The speed of change in IT is dizzying. Exciting, but dizzying. Sometimes it feels that we move so fast, we can’t even get introduced to a new process or service before it changes. Other IT shops seem to be feeling the pressure as well. Here’s an example: an article titled Are 18-month org charts and constant training the new reality for IT? Dr. Carver makes the case that truly agile organizations can’t look out ten, five, or even three years – IT rolls over every eighteen months, so be prepared.
As a corollary, he also asserts that the cost of quality employees in this type of environment, the overhead associated with recruiting and training, is so high that the only sensible management approach is to grow your organization from within. In Student Affairs IT, we’ve done just that by mentoring student workers to the point of graduation and then making full-time positions for them. It’s a high-impact practice that allows them to start their careers with a solid organization that appreciates them and values their knowledge of our business. This program doesn’t guarantee that they’ll stay with us for 20 years, but you never know. Currently we have two senior managers (15 years and 30 years) that started out as student workers. That’s money in the bank.
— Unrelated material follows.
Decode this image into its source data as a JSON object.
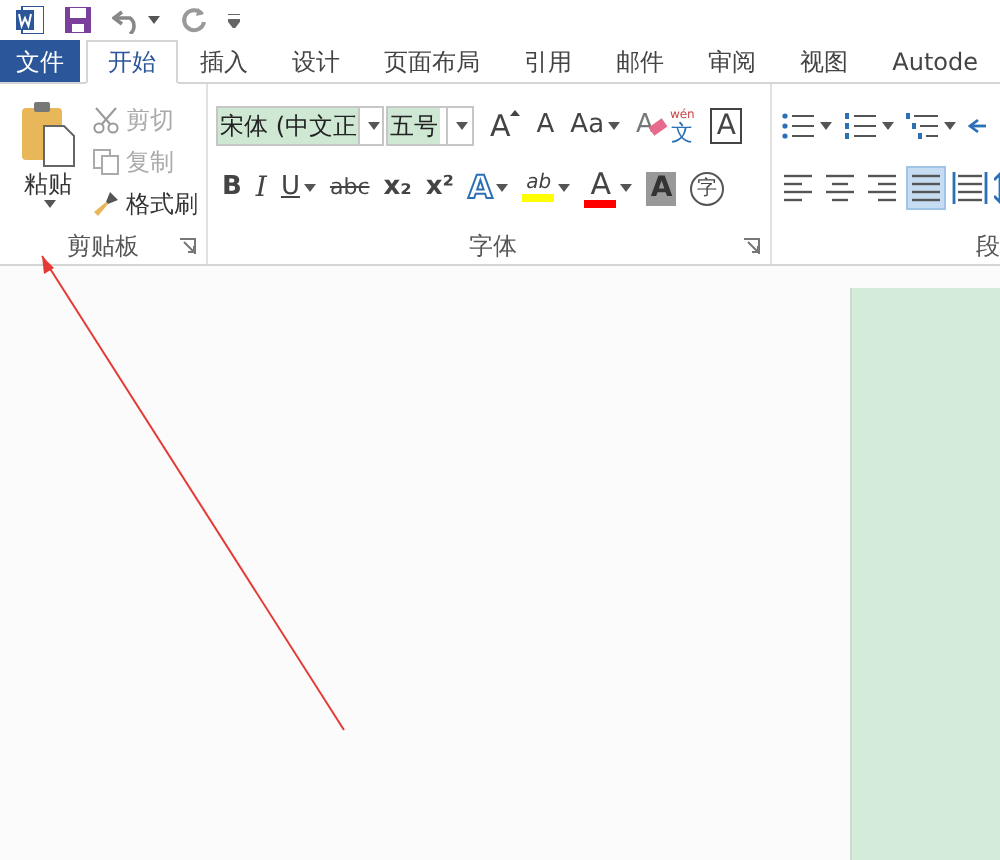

I know what you’re thinking. I’ve heard all the arguments for recruiting from the outside. Fresh blood, new ideas, moving beyond group-think… I don’t mean to infer that we don’t recruit from the outside anymore. I do mean to assert that IT in Higher Education is a special beast, especially in Student Affairs. We have special customers with special needs that require special skills (mainly the soft skill area). Getting qualified candidate pools, especially with limits on starting salaries, is getting more difficult. Effective IT folks that can demonstrate those skills can be hard to come by.
One more thing. I don’t know about you, but I’m tired of running job searches. With all that we have to do, it feels that job searches simply suck the life out of us. Anything we can do to reduce this onerous task is OK by me.